Rosa must have moved it. With his heart racing, Joe opened the cabinet where the glasses were kept. Mickey’s face smirked back. He felt the coin envelope for his salvation, popped one of the white tablets into his mouth and chewed it as a piece of candy. Gagging on the acid chunks, he took a swig of coffee brewed the previous morning from a mug emblazoned with University of Arizona. The curdled cream added to the putrid taste occupying his mouth. He poured the remnants of the mug into the sink and shook his head, watching the thick goo seep between the rubber nibs of the garbage disposal. The symbolism was clear—his life was sliding down the drain and he didn’t give a damn.

At forty-nine, things were supposed to be different. The kid was going off to college and the time alone with Elaine, unencumbered with the demands of a hormone raging teenager, would provide the zip to rekindle a flagging relationship. He needed a couple more years with the Westfield P.D. and then he’d tell his chief of police to go to hell. At twenty-five years, his rank of detective lieutenant would provide enough for a comfortable retirement. It would be their time for some fun.

Then a bullet blew away bone and muscle a few inches below his right knee. Surgeons contemplated amputation before agreeing to reconstruction using titanium rods and a new vascular procedure to restore blood flow. The surgery left him with a permanent disability, incessant pain, and a wife who didn’t understand how he ever got involved with the FBI in their attempt to catch a homicidal maniac.

Joe crossed the ten by ten space avoiding a stained glass Tiffany lamp swaged from the ceiling and settled into a white upholstered captain’s chair. He propped his leg on a footstool kept in the kitchen for that purpose.
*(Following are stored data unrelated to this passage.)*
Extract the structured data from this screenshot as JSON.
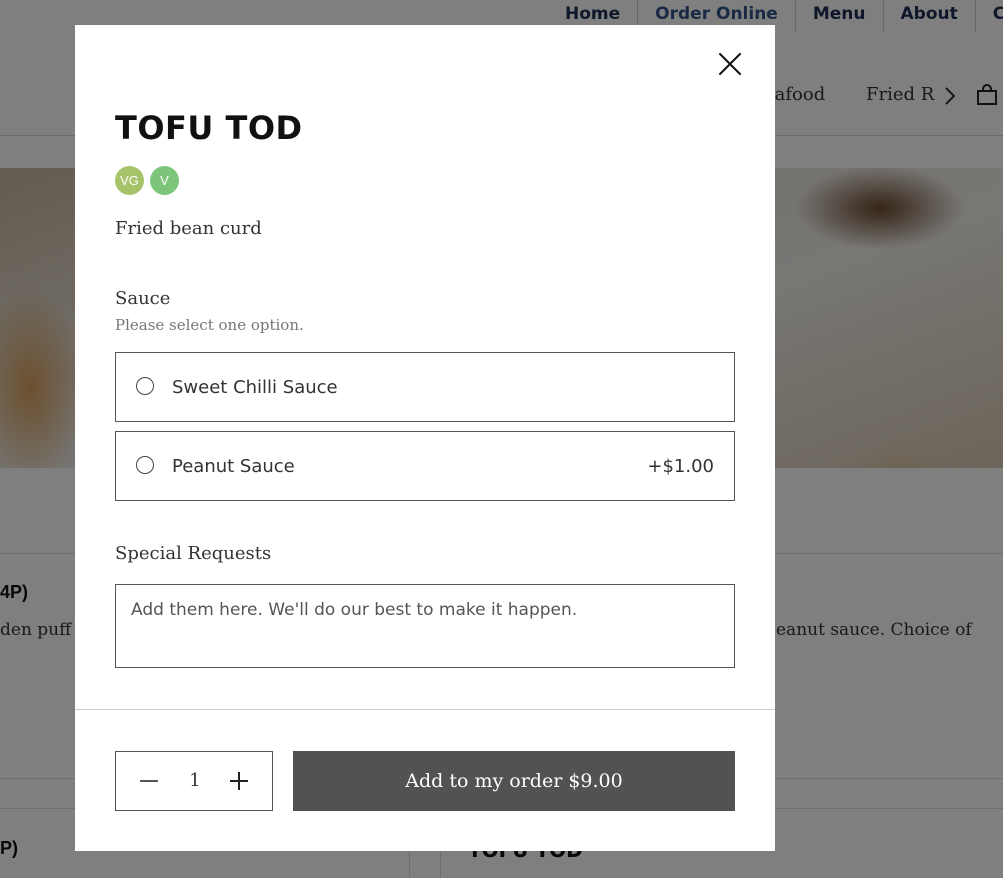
{
  "background": {
    "nav": [
      "Home",
      "Order Online",
      "Menu",
      "About",
      "Cor"
    ],
    "categories": [
      "eafood",
      "Fried R"
    ],
    "left_item_title": "4P)",
    "left_item_desc": "den puff p",
    "right_item_desc": "eanut sauce. Choice of",
    "left_item_title2": "P)",
    "right_item_title2": "TOFU TOD"
  },
  "modal": {
    "title": "TOFU TOD",
    "badges": [
      {
        "label": "VG",
        "color": "#a7c36a"
      },
      {
        "label": "V",
        "color": "#7dc57a"
      }
    ],
    "description": "Fried bean curd",
    "sauce": {
      "title": "Sauce",
      "subtitle": "Please select one option.",
      "options": [
        {
          "label": "Sweet Chilli Sauce",
          "price": ""
        },
        {
          "label": "Peanut Sauce",
          "price": "+$1.00"
        }
      ]
    },
    "special_requests": {
      "title": "Special Requests",
      "placeholder": "Add them here. We'll do our best to make it happen."
    },
    "quantity": "1",
    "add_button": "Add to my order $9.00"
  }
}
Resting his head against the wall, he waited for the Class II narcotic to take effect. Dr. Headcase, the psychologist his wife forced him to see, said he had traumatic stress disorder. Zoloft would help the depression. Joe laughed at hearing the diagnosis. Getting shot wasn’t anything he hadn’t experienced before. The Yale Ph.D. blanched when Joe showed him the scar on his chest from a Vietcong’s AK-47 round. Joe, in his own estimation, was a complete screw up pure and simple.